The company said that would mean clothing from the EU could cost 11.5% more and EU-sourced footwear prices could rise by 4.1%. The most popular fashion imports to the UK come from Italy, followed by Germany, the Netherlands, France and Belgium.

NimbleFins said that “it's safe to assume that most if not all of the tariffs will be passed on to consumers, otherwise retailers would take a massive hit to their profit margins.”

The 11.5% figure is actually an average and the study showed that some clothing prices (coats, dresses, shirts and sweaters) could rise by 12% on items imported from the EU.

But just how much does Britain import from EU countries? At the moment 30% of its clothing comes from them, adding up to £6 billion compared to £20 billion from the rest of the world. And half of the UK’s footwear comes from the EU, adding up to £2.6 billion compared to £5.3 billion from elsewhere. 

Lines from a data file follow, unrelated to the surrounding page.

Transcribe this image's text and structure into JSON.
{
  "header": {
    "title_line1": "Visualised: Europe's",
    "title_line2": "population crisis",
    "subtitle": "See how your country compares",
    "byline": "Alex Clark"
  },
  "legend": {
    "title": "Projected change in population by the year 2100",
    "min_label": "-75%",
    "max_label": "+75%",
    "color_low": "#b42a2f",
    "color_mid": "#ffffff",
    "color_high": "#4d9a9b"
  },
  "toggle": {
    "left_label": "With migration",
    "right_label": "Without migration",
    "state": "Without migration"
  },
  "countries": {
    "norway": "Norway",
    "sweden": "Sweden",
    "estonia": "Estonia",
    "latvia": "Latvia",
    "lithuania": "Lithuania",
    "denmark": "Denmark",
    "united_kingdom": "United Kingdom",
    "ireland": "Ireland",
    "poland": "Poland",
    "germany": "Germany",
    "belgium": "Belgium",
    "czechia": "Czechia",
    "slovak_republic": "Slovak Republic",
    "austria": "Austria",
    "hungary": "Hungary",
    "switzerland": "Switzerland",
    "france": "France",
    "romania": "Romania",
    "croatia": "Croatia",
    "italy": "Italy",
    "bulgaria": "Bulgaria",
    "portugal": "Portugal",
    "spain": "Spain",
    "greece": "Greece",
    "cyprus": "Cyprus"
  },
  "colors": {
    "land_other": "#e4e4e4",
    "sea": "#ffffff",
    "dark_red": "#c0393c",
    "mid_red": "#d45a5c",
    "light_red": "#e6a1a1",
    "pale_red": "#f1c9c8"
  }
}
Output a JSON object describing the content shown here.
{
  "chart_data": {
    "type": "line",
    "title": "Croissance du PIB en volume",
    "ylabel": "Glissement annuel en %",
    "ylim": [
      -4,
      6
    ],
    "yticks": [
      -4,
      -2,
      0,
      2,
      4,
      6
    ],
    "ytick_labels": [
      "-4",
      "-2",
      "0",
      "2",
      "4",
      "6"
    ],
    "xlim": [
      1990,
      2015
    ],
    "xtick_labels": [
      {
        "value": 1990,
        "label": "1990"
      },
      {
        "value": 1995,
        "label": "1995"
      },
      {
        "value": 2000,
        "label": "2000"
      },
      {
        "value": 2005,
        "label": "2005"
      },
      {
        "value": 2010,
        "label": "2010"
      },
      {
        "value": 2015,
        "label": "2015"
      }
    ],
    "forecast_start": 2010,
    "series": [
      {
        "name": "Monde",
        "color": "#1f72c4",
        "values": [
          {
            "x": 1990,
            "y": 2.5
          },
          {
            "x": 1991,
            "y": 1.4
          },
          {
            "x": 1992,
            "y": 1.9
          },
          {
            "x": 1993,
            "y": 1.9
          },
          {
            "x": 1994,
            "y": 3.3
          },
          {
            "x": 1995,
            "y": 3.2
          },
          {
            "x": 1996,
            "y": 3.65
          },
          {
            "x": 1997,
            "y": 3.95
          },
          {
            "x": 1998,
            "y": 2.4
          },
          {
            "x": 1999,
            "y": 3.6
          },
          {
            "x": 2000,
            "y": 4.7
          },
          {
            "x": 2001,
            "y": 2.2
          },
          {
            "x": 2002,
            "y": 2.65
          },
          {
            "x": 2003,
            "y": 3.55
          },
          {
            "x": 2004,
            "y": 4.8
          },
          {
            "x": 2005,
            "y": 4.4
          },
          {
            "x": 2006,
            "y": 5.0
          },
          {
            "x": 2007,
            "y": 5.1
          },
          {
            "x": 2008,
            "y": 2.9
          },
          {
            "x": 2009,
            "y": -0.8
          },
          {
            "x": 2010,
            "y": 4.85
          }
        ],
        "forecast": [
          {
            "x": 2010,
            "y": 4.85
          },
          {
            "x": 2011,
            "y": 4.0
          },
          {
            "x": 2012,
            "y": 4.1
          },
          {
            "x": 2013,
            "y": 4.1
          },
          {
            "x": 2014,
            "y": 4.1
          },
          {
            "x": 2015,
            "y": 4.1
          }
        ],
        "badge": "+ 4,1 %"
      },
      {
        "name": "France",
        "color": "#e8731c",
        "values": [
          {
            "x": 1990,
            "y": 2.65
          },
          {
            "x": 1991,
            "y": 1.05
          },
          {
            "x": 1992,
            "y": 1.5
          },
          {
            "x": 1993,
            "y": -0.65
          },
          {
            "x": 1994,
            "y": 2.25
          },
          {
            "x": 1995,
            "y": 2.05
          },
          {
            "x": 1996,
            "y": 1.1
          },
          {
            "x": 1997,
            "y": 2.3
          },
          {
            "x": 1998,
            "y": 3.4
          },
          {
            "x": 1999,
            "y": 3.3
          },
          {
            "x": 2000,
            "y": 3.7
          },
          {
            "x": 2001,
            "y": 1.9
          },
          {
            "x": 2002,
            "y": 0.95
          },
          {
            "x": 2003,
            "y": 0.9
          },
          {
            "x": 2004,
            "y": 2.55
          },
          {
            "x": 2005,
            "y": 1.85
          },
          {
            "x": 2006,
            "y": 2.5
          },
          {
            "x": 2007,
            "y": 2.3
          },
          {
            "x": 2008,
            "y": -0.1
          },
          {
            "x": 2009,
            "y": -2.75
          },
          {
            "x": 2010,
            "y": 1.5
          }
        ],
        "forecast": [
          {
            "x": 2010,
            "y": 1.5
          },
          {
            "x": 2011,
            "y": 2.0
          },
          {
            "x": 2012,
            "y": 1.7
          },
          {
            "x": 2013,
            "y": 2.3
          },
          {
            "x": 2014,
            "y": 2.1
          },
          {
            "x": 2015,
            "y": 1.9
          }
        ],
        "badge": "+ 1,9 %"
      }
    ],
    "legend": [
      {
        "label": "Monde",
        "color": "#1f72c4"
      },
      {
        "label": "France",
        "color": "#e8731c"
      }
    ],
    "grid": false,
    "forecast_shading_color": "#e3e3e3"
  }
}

Of course, in a world of noticeably higher prices, those percentages could be likely to change, denting export figures for Italian, German, Dutch, French and Belgian firms.

But the big questions are whether UK households would rein-in their spending, whether retailers would shift their buying to other markets, how much weight they would have in price negotiations with European suppliers and just how big a chunk of the higher prices they would pass on to their customers.

The answers to these questions are unknown as yet, but companies in some European markets must be more concerned about them than others.

At present, Italy is the most exposed to a ‘hard Brexit’ as 19% of the UK’s clothing imports and 21% of its footwear come from there. Germany sends the UK 16% of its clothing imports and 18% of its footwear, while for the Netherlands the figures are 14% and 20%. For France, they’re 14% and 9%, while for Spain they’re 9% and 6%. Belgium is responsible for 8% of the UK's clothing imports and 15% of its footwear.